Юный Натуралист 1971-03, страница 4

Юный Натуралист 1971-03, страница 4

-"I'lllir.........

Звонкие колосья

Сережка жил в этом краю _уже тринадцать лет. Край был древний, под стать темно-зеленым хвойным лесам, украшавшим его. Под стать неоглядным в синей дымке степям и покойным озерам. Вольготно жилось людям в этом краю. Они пахали землю, растили хлеб, пасли скот, добывали зверье и ловили рыбу. Так уж было заведено на Алтае с давних пор. И Сережка до того памятного осеннего дня полагал, что и ему уготована такая судьба, как его отцу, как его деду и прадеду. Потому что родился он в семье потомственных пахарей, понимающих голос поля. Но потом он прикоснулся к тайне. И в душе его навсегда поселилось желание разгадать эту тайну.

А началось все до обидного просто и нетаинственно. На уроке ботаники в пятом классе.

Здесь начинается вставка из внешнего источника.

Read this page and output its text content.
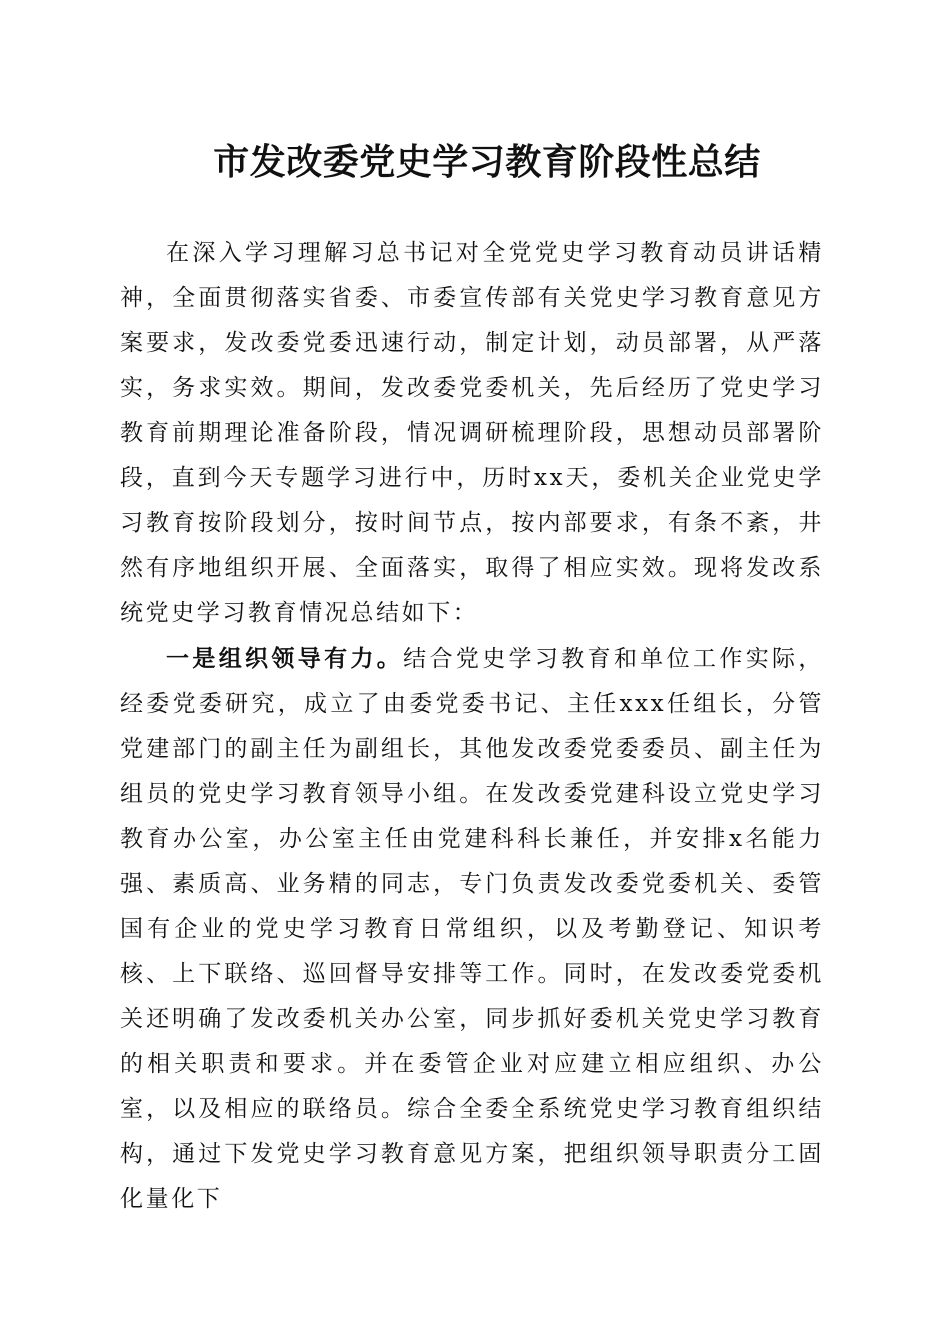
市发改委党史学习教育阶段性总结

在深入学习理解习总书记对全党党史学习教育动员讲话精神，全面贯彻落实省委、市委宣传部有关党史学习教育意见方案要求，发改委党委迅速行动，制定计划，动员部署，从严落实，务求实效。期间，发改委党委机关，先后经历了党史学习教育前期理论准备阶段，情况调研梳理阶段，思想动员部署阶段，直到今天专题学习进行中，历时xx天，委机关企业党史学习教育按阶段划分，按时间节点，按内部要求，有条不紊，井然有序地组织开展、全面落实，取得了相应实效。现将发改系统党史学习教育情况总结如下：

一是组织领导有力。结合党史学习教育和单位工作实际，经委党委研究，成立了由委党委书记、主任xxx任组长，分管党建部门的副主任为副组长，其他发改委党委委员、副主任为组员的党史学习教育领导小组。在发改委党建科设立党史学习教育办公室，办公室主任由党建科科长兼任，并安排x名能力强、素质高、业务精的同志，专门负责发改委党委机关、委管国有企业的党史学习教育日常组织，以及考勤登记、知识考核、上下联络、巡回督导安排等工作。同时，在发改委党委机关还明确了发改委机关办公室，同步抓好委机关党史学习教育的相关职责和要求。并在委管企业对应建立相应组织、办公室，以及相应的联络员。综合全委全系统党史学习教育组织结构，通过下发党史学习教育意见方案，把组织领导职责分工固化量化下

Тогда вошел в класс учитель биологии Иван Захарович. Вошел, как и все учителя входили. Положил на стол классный журнал, какие-то пакетики, жестом усадил ребят, проверил отсутствующих, а затем заговорил глуховатым голосом... о пшенице.

Тысячу раз видел Сережка пшеницу на полях совхоза. Десятки раз мял в ладонях ее колоски и жевал колючие зернышки. И ничего ему таинственного в ней не представлялось. Ну, пшеница. Ну, убирает ее комбайн, и зерно на грузовиках везут на элеватор. В общем, Сережка знал, как и откуда возникает на столе поджаристый каравай.

Но не все сорта пшеницы удовлетворяют человека и ту землю, которую он пашет. В этом и есть тайна этого растения.

— Взгляните-ка в окно и доложите: что видите? — закончил рассказ учитель.

Все повернулись, и Сережка повернулся. В широком окне сквозь причудливую вязь инея было видно поле. Летом оно веселое, зимой покойное, а сейчас словно одеяло, сшитое из разноцветных лохмотьев. Из-под серебристой пороши проступали рыжие плешины лежащей пшеницы.

— Пшеница гибнет под снегом! — вырвалось у Сережки.

Посмотрел на него Иван Захарович.

— Понятно, что гибнет. А отчего?

Кто-то сказал:

— Осень квелая была. Дожди, она и легла. Комбайну не убрать, а тут снег.

— Тоже просто, да не очень.

И рассказал им о трагедии пшеницы, которую посеяли на этом поле. Странное творилось с ним, Сережкой, тогда. Словно до этого слепой ходил.

— Сажали на этом поле сорт «Саратов-ская-29». Любит этот сорт солнышко, и зерно у него твердое, а вот влаги не переносит. Потому привезли его к нам с полей возле Волги, а там солнца много, бушуют суховеи, там она к месту. А что, если, ребятки, нам взять да и задумать такой сорт, который бы земле нашей годился?

—- Да разве мы сможем? — вырвалось у Сергея.

— Попробовать можно, — сказал Иван Захарович, — однако дел здесь не на один год. Нам надо заставить зерно озимой пшеницы приобрести качества яровой, помягчеть... Чтобы она в жару не сохла, а в холод не зябла... Тут терпение и зоркий глаз нужны. За здорово живешь растение еще никому своей тайны не открыло, а тайн таких будет хоть отбавляй.

Иван Захарович Александров поднял вверх целлофановые пакетики.

— В них два сорта пшеницы. А надо сделать один — у каждого взять хорошее и сильное качество. Какое — покажет опыт.

Опыт назывался скучновато: «Метод воспитания и естественного отбора яровых сортов из озимых».

В тот год завернули они по двадцать зерен каждого сорта в мешковину и положили в снег.

— Кто выживет за сорок дней, тот нам и нужен, — пояснил Иван Захарович.

Легли под снег сорта «Мироновская-808» и «Кандиканец-196».

Шла весна на поля, рыхлел снег, к полудню тянулись с крыш стеклянные сосульки, а Сережка и другие ребята из его класса с интересом поглядывали на снежный бугорок, огороженный колышками, внутри которого держали экзамен на мужество семена пшеницы.

9 мая семена, зимовавшие в снегу, посеяли на делянке. Надо было ждать, взойдут или не взойдут. Семена взошли, правда, не все!